/melanoma-classification

A service for identifying melanoma in images of skin lesions using machine learning models.

Primary LanguageJupyter NotebookMIT LicenseMIT

Melanoma diagnosis service

Identify melanoma in lesion images

This repository holds the source code for my master thesis "Model as a Service: Development of a prototype for computer-aided skin cancer diagnosis".

To identify a melanoma, several neural networks were trained based on the Kaggle dataset from the "SIIM-ISIC Melanoma Classification" competition: https://www.kaggle.com/c/siim-isic-melanoma-classification/overview

The training process as well as the jupyter notebooks for all models can be found here: https://www.comet.ml/saschamet/master-thesis

A Kaggle notebook showing the training process of a single EfficientNet B5 model is available here: https://www.kaggle.com/saschamet/melanoma-efficientnetb5-noisy-student

This Kaggle notebook can be used to easily reproduce the results from this work.

Model as a Service

The ensemble can be deployed with a Docker image.

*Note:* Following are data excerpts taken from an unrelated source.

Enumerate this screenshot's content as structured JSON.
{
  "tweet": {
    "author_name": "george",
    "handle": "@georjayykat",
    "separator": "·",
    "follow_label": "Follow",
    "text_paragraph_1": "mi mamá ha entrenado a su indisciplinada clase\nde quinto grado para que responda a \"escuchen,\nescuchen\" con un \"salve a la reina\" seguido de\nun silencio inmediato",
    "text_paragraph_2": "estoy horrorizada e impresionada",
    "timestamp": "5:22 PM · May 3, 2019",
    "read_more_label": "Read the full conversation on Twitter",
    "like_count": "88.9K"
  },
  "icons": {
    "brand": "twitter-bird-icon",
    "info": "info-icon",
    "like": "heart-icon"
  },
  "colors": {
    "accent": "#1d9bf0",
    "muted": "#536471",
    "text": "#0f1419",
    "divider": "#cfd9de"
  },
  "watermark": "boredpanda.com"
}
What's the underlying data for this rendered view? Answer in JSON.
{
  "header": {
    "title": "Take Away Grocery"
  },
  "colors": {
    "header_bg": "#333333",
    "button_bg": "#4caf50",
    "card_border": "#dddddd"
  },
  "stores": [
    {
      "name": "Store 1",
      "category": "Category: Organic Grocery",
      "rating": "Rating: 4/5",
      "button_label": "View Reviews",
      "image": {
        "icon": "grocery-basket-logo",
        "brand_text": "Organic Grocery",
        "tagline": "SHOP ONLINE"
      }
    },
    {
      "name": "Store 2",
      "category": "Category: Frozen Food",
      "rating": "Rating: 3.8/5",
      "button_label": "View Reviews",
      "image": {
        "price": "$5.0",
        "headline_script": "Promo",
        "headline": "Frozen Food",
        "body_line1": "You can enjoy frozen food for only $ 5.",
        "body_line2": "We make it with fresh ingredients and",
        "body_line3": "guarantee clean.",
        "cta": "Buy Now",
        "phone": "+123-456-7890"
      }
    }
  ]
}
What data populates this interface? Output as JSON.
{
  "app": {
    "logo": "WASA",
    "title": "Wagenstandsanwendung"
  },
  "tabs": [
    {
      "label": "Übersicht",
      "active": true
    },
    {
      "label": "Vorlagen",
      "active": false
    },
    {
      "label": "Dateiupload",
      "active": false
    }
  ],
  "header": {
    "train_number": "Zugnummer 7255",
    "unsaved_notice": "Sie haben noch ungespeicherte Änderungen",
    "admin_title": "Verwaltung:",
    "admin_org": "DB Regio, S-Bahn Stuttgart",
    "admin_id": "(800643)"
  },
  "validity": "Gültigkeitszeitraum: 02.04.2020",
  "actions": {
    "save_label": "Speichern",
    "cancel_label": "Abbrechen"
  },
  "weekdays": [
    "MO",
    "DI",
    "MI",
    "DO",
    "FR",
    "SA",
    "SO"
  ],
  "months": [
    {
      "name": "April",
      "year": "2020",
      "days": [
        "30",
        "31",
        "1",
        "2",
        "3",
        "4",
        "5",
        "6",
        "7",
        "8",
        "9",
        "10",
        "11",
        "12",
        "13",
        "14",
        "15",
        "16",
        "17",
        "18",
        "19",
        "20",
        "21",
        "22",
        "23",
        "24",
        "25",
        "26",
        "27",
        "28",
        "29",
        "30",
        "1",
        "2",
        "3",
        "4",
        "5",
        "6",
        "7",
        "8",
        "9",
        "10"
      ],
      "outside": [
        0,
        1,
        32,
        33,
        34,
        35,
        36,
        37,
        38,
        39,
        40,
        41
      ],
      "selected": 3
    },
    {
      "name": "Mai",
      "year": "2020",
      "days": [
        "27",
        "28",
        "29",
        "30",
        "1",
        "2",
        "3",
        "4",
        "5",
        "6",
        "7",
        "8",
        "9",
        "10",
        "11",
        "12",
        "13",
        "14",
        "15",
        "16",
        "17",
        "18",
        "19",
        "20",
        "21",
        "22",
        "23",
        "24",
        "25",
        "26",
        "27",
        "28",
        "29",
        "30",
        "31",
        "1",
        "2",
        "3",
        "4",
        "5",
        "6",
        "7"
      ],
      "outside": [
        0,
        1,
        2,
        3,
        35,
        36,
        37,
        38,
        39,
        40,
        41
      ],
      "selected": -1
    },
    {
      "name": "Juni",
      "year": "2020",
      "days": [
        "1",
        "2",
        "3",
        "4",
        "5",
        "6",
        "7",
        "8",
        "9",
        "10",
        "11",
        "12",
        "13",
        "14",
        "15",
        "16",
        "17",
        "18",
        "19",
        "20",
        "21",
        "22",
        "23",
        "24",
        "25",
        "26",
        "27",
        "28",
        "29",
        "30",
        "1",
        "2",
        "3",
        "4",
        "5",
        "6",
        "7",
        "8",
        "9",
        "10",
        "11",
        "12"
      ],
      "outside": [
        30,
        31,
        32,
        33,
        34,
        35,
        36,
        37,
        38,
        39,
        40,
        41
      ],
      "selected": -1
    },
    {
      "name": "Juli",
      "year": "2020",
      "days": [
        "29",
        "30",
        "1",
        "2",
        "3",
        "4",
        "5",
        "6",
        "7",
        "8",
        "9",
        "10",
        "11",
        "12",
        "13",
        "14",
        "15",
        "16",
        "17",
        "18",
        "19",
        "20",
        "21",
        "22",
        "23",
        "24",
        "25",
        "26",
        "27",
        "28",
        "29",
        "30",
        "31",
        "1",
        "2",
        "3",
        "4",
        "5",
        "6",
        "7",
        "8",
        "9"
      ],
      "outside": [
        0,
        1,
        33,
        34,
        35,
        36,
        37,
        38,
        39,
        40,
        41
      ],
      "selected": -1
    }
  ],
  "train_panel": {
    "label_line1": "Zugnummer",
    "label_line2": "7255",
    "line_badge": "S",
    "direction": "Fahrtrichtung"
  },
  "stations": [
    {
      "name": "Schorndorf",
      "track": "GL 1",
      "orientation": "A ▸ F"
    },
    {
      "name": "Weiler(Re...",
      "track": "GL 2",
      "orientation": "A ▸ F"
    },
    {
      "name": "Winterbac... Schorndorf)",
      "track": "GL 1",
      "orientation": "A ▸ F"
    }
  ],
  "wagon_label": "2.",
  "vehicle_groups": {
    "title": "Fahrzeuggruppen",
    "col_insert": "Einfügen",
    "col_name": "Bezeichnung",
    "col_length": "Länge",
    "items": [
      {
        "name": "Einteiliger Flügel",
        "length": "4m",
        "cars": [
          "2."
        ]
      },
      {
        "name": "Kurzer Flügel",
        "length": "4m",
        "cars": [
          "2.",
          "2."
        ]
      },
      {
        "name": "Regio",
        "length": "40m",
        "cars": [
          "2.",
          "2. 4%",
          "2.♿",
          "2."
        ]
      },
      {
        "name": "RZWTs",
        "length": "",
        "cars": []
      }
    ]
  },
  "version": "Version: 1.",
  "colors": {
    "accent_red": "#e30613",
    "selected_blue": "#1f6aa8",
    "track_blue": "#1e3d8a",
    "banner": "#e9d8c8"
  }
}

The image can be retrieved here: https://hub.docker.com/r/smet/melanoma-service

The source code can be found in the /service directory.

To start the service, execute the following two commands:
docker pull smet/melanoma-service
docker run -d --name melanoma-service -p 80:80 smet/melanoma-service
The service is now available on port 80.

There are two routes. The first route returns simply a prediction. The second route returns a grad cam image.

  1. /predict

Method: POST;
Parameters:
  • image_url: URL of an image to predict
  • number_of_models: Either 1 or 2 - How many models should be used for the prediction.

  1. POST ​/cam

Method: POST
Parameters:
  • image_url: URL of an image to predict

Additional documentation on how to create your own service can be found in the /docs folder.

Important Note

This application is created for scientific purposes only!